Managing the carbon footprint (or energy usage) of a facility that houses unwell patients 24/7 is in itself a daunting task. That is until you begin to break down all the areas of energy consumption into a few categories each having their own inefficiencies. Lighting, HVAC (heating and air conditioning systems), Conservation (both climate and water) and Waste Disposal comprise the main categories upon which we have focused. All this while dealing with a physical plant that was constructed decades ago without the focus on being green. So what have we done?
First in the HVAC area, we have replaced furnaces and A/C units with models that push the efficiency standard. Although some areas of the hospital have been expanded and rely on less efficient systems we limit the use of these as much as possible. All areas of the hospital have chronograph based thermostats. Although these can be overidden any such change will revert to the programmed setting after a brief time. This allows us to restrict the need for heating and air conditioning to a specific time and location of the hospital during the utilization period. For example, heating and air conditioning only turn on in the surgical area during the times and days that surgery is scheduled. Likewise the front office is only climate controlled during specific appointment times and days. The isolation ward HVAC is off at all times unless we admit a patient with suspected contagion. This small area can then be heated to a higher temperature than the rest of the patient areas if necessary for a severely ill pet.
Climate conservation involves reducing the heat (or cooling) loss through doors, windows, walls and roofs. In a building that has been frequently renovated during its fifty six year existence this is one of the harder tasks. Although there was minimal insulation in the walls at construction, fortunately it is a cinder block building which uses the porosity of the block as well as the air spaces in each block for heat and sound insulation. Although not ideal it does make for a building ahead of its time when it comes to wall insulation. As far as the ceilings are concerned all the original ceilings in the hospital have been enhanced by a suspended ceiling system using tiles which insulate sound, retain heat and allow for a several inch air space above, which further reduces heat loss. The outside roof, originally tar and gravel has been replaced by a rubber membrane roof, an extremely efficient albeit expensive replacement. All doors and windows have either been replaced with energy efficient ones or enhanced with the use of additional storm windows.
In the area of lighting all fixtures have been replaced with either high efficiency, low wattage flourescent or LED. Brockton Animal Hospital is one of the only businesses in Brockton that has replaced all outdoor flood lighting with LED sources. Although more expensive upon initial purchase, LED lighting burns out far less frequently and uses much less energy than either incandescent or flourescent. Although only outdoor lighting is controlled by timers, staff has all been educated as to the importance of using lighting only when present in the particular area of the hospital.

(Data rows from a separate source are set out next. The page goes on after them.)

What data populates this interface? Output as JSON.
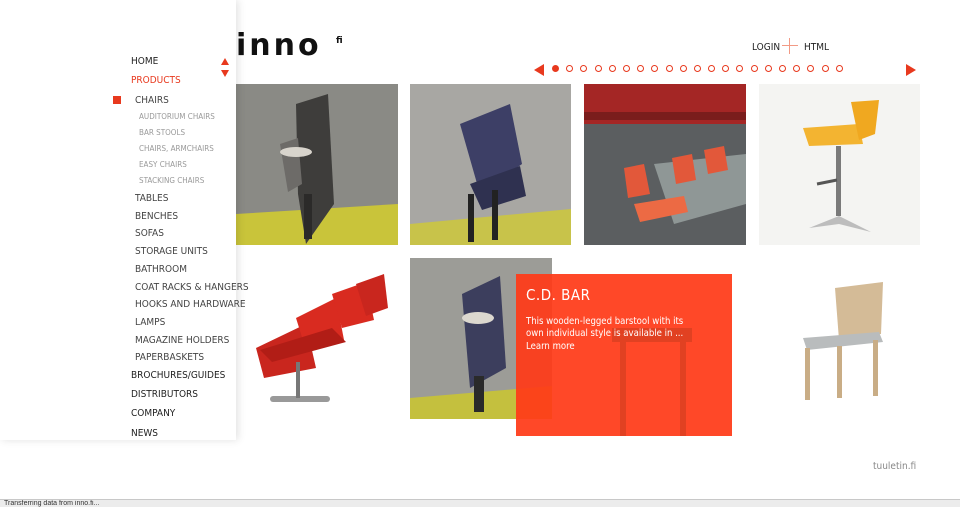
{
  "brand": {
    "logo_text": "inno",
    "logo_sup": "fi"
  },
  "header": {
    "login_label": "LOGIN",
    "html_label": "HTML"
  },
  "pager": {
    "total_dots": 21,
    "active_index": 0
  },
  "nav": {
    "home": "HOME",
    "products": "PRODUCTS",
    "chairs": "CHAIRS",
    "chair_subs": [
      "AUDITORIUM CHAIRS",
      "BAR STOOLS",
      "CHAIRS, ARMCHAIRS",
      "EASY CHAIRS",
      "STACKING CHAIRS"
    ],
    "categories": [
      "TABLES",
      "BENCHES",
      "SOFAS",
      "STORAGE UNITS",
      "BATHROOM",
      "COAT RACKS & HANGERS",
      "HOOKS AND HARDWARE",
      "LAMPS",
      "MAGAZINE HOLDERS",
      "PAPERBASKETS"
    ],
    "bottom": [
      "BROCHURES/GUIDES",
      "DISTRIBUTORS",
      "COMPANY",
      "NEWS"
    ]
  },
  "featured": {
    "title": "C.D. BAR",
    "description": "This wooden-legged barstool with its own individual style is available in ...",
    "more_label": "Learn more"
  },
  "footer": {
    "credit": "tuuletin.fi"
  },
  "status_bar": {
    "text": "Transferring data from inno.fi..."
  },
  "colors": {
    "accent": "#e8391e",
    "overlay": "#ff3a18"
  }
}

Finally, in addition to the above conservation, recycling of paper products, using all recycled paper for our needs, donating unused, but unexpired supplies to shelters in and outside of the US and encouraging the staff to drive fuel efficient vehicles rounds out the program at Brockton Animal Hospital. Even renting larger trash receptacles so we can reduce the frequency of pickups and thus the fuel by the recycling company figures in to our plan.
Brockton Animal Hospital is proud of the steps we have taken to preserve the environment. We are constantly looking for additional ways to reduce our impact on the planet. We encourage our clients to do the same. Together we can make a big difference in the wellness of our pets as well as the environment.